Born in 1848 to Hannah Dane Sargent and Bishop Frederic Dan Huntington, Arria Sargent Huntington was the eldest of her five siblings. As a member of the fifth generation of the Porter-Phelps-Huntington family, Arria would have spent her summers at “Forty Acres” when she was growing up in Syracuse. As an adult, Arria devoted much of her time to philanthropy, she founded The Shelter for Homeless Women and Girls, the Working Girls Club, and was involved in many other organizations. Arria was the first woman elected to public office in Syracuse where she would serve on the New York State Board of Education from 1897 to 1903 (two decades before women even had the vote). Despite having numerous suitors, Arria would never marry. While uncommon at the time for a woman to choose to remain unmarried, Marla R. Miller writes about a woman from the late eighteenth-century, Rebecca Dickinson, who also chose to remain unmarried despite being proposed to. In her book, Rebecca Dickinson: Independence for a New England Woman, Miller writes,

“In late eighteenth-century New England being unmarried did not necessarily mean having liberty or feeling free. On the contrary, women without husbands were dependent on others—usually fathers, brother, or nephews—who would decide their fate.”

In addition to the lack of independence Dickinson would have experienced, she also writes in her journal about feeling lonely: “…this lonely habitation where there is no voice nor nothing but one old odd being.” (August 20, 1787) She later writes about “those lonesome death-like thoughts” and describes her house as “a tomb.” Although Dickinson had a successful career as a skilled craftswoman and at times writes about the joys of remaining unmarried, these quotes from her journal paint her as the stereotypical lonely ‘old maid’ that Miller discusses in her work.

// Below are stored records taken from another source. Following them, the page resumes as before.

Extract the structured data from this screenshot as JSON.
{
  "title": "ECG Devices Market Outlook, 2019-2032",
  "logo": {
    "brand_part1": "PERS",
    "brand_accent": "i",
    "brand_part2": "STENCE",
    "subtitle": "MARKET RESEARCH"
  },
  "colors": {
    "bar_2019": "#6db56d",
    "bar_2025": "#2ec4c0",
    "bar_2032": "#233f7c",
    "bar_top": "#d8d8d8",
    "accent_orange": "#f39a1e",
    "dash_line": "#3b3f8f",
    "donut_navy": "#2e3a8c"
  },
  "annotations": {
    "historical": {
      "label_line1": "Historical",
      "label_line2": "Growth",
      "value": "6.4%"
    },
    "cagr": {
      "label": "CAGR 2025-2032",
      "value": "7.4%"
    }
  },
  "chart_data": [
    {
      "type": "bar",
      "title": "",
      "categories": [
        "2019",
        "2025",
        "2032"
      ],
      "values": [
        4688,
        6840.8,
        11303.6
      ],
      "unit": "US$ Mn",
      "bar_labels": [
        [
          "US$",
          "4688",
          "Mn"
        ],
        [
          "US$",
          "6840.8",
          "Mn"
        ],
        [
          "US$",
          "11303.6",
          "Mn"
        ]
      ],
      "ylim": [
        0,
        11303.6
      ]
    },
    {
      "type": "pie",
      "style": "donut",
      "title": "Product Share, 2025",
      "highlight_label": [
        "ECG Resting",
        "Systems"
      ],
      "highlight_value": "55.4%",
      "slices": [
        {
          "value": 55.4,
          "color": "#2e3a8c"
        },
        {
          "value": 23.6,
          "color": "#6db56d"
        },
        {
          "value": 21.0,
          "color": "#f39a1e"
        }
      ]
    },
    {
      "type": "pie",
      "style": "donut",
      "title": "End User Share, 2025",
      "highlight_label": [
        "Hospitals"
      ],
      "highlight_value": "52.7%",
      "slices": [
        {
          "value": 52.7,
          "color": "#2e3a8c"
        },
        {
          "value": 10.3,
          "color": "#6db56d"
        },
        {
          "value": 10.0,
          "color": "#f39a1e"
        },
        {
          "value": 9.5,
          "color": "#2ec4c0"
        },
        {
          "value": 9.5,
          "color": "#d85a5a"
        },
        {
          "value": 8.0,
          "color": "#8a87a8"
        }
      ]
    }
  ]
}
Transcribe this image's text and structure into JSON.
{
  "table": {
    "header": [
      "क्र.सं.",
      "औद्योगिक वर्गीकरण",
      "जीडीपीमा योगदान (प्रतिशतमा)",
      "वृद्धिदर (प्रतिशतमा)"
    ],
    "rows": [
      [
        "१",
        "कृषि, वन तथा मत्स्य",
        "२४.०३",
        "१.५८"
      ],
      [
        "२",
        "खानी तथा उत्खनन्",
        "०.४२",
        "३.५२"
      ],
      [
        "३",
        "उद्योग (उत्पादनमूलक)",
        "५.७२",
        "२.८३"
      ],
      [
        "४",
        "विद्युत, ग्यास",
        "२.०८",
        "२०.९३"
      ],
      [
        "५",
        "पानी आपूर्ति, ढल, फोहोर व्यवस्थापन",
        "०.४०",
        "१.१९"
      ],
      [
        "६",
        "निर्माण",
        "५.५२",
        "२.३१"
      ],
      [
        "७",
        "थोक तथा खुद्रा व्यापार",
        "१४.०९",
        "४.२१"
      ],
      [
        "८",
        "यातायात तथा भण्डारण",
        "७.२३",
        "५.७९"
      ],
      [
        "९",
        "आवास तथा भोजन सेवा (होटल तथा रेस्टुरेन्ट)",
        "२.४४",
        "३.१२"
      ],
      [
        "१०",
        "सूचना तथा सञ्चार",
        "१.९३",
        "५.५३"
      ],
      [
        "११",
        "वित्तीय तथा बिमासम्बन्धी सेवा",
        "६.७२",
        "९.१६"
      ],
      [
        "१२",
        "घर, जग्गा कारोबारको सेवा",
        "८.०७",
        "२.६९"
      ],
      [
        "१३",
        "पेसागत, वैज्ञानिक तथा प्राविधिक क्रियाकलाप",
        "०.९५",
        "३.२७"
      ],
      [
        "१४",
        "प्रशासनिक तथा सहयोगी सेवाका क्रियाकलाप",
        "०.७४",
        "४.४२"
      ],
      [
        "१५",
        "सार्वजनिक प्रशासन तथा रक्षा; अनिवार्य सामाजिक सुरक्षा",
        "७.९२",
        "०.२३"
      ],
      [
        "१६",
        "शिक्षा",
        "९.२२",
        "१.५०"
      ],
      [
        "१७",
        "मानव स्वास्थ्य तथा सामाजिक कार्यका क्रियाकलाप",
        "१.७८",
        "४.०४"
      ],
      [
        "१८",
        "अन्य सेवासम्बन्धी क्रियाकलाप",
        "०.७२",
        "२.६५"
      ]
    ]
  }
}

However, when we look at Arria’s life, the image we see is one of success and independence.

While Dickinson lived during the late eighteenth-century, Arria wasn’t born until the mid-nineteenth-century, so what was happening at this time to enable an unmarried woman like Arria to be so successful and independent while just half a century earlier, women like Dickinson didn’t have control over their own lives? The answer lies in the 1840s when women’s suffrage began to gather support. While Dickinson died in 1815 and would not have been around to experience the growth of women’s suffrage, Arria was born in 1848 and would have grown up in the middle of this blossoming social movement. 54 years after Dickinson’s death, and just 21 years after Arria’s birth, the first national suffrage organization was established in 1869; the National American Woman Suffrage Association (NAWSA). Arria died in 1921 and just barely saw the 19th Amendment ratified, but she lived at a time when women’s independence and equality was the focus of the American public. Therefore, while remaining unmarried for Dickinson meant she didn’t have control over her own fate, as Miller argues, Arria was able to succeed in a society where women were able to make such choices and still maintain their independence. 

           


SOURCES:

Baratta, R Catherine. Arria Sargent Huntington's curriculum vitae (created by Dr. Baratta as a class handout). 1999 

Miller, Marla R. Rebecca Dickinson: Independence for a New England Woman (Boulder, CO: Westview Press, 2014).

Huntington, Arria S. Under a Colonial Roof-Tree: Fireside Chronicles of Early New England. Syracuse: Woolcott’s Bookshop, 1905.

“Obituary of Arria S. Huntington” from the Provincetown Journal. Sunday, June 9th, 1996.